Siehe https://www.matthias-gastel.de/corona-so-arbeiten-die-krisenstaebe/
Für mich ist klar, dass in einer Pandemie der Gesundheitsschutz der Menschen oberste Priorität haben muss. Soziale und wirtschaftliche Auswirkungen gerade auf Kinder und Jugendliche gehören aber ebenso berücksichtigt.
Wie „demokratieverträglich“ ist eine Pandemie? Muss die Politik die Menschen in diesem Fall zu ihrem Glück zwingen?
Siehe 3. Ergänzend dazu: Alle Maßnahmen zum Schutz der Gesundheit der Menschen waren und sind demokratisch legitimiert. Sie basieren auf Gesetzen, die von gewählten Parlamenten beraten und beschlossen wurden. Mehr Diskussion, mehr öffentliche und frühzeitigere Debatten und mehr Transparenz darüber, wie Entscheidungen zustande kommen, wären aber erforderlich gewesen bzw. sind erforderlich.

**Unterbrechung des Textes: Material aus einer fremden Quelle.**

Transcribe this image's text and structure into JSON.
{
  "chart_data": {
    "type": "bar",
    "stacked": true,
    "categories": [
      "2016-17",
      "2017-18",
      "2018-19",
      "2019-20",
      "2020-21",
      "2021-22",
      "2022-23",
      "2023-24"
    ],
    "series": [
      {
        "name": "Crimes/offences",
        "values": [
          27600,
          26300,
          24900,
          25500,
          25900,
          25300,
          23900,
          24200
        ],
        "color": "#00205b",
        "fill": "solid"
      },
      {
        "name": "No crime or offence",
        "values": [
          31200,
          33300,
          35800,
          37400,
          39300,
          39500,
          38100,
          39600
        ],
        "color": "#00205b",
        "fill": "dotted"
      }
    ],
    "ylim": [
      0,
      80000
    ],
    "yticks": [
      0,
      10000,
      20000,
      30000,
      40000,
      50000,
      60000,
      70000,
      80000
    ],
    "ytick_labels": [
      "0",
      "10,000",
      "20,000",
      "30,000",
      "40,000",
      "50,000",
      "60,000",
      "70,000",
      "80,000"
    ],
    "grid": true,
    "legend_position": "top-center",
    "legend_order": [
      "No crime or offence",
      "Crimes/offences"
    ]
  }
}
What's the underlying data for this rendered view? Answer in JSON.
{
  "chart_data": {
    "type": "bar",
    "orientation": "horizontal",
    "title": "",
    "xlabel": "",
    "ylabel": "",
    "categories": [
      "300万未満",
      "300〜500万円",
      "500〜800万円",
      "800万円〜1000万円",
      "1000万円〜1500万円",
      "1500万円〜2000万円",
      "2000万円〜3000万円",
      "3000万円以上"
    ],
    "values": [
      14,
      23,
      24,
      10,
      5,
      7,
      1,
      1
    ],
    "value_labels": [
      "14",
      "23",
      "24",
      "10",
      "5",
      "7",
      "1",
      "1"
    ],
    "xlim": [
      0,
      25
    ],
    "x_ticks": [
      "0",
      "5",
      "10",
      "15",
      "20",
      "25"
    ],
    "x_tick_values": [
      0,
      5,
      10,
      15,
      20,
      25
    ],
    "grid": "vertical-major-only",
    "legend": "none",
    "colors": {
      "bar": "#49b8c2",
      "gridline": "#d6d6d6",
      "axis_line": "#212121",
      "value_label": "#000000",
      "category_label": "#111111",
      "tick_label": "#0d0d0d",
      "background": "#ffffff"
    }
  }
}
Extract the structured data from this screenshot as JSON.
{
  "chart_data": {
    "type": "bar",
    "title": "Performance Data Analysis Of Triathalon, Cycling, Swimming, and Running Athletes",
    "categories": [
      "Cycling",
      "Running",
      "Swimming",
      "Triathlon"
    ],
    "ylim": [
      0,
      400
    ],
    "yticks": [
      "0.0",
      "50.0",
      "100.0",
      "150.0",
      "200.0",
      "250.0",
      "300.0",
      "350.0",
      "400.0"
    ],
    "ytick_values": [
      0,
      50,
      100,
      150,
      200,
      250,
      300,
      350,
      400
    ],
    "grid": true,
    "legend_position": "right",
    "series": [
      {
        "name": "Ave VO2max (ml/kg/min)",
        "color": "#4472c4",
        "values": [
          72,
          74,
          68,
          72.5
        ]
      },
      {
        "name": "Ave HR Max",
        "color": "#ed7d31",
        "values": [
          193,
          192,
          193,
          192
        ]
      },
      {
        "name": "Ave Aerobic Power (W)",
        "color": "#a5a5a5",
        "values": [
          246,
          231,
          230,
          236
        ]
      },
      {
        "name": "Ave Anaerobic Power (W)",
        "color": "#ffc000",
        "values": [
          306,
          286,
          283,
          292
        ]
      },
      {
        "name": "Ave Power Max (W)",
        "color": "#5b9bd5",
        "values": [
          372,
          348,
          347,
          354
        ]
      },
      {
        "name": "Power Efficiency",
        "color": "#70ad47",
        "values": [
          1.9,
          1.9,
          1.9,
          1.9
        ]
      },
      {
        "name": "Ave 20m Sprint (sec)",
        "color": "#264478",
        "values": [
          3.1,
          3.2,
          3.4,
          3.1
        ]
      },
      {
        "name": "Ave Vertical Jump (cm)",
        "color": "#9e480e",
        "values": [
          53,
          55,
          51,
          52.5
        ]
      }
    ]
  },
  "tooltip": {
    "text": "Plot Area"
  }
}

Ich hätte mir auch gewünscht, dass ein verantwortungsvoller Ausstieg aus dem Pandemie-Sonderrecht, das eine nicht mehr erforderliche Eingriffsintensität wie die Schließung ganzer Betriebe und Schulen zulässt, rechtzeitig vorbereitet worden wäre. Stattdessen ist eine maßvolle Anpassung des Infektionsschutzgesetzes zielgerichteter und mit Prinzipien des Rechtsstaates besser verträglich. Meine Fraktion hat dies mehrfach gefordert, zuletzt per Antrag vom 08. Juni 2021.
Was muss beim nächsten Mal besser werden?
Sollte es zu weiteren Pandemien kommen, so müssen nach den gesundheitlichen Aspekten, die im Vordergrund stehen, wirtschaftliche und soziale Auswirkungen stärker betrachtet und nach Möglichkeit berücksichtigt werden. Gerade Einschränkungen für Kinder und Jugendliche sind auf das unbedingt erforderliche Minimum zu beschränken und nach Möglichkeit ganz zu vermeiden.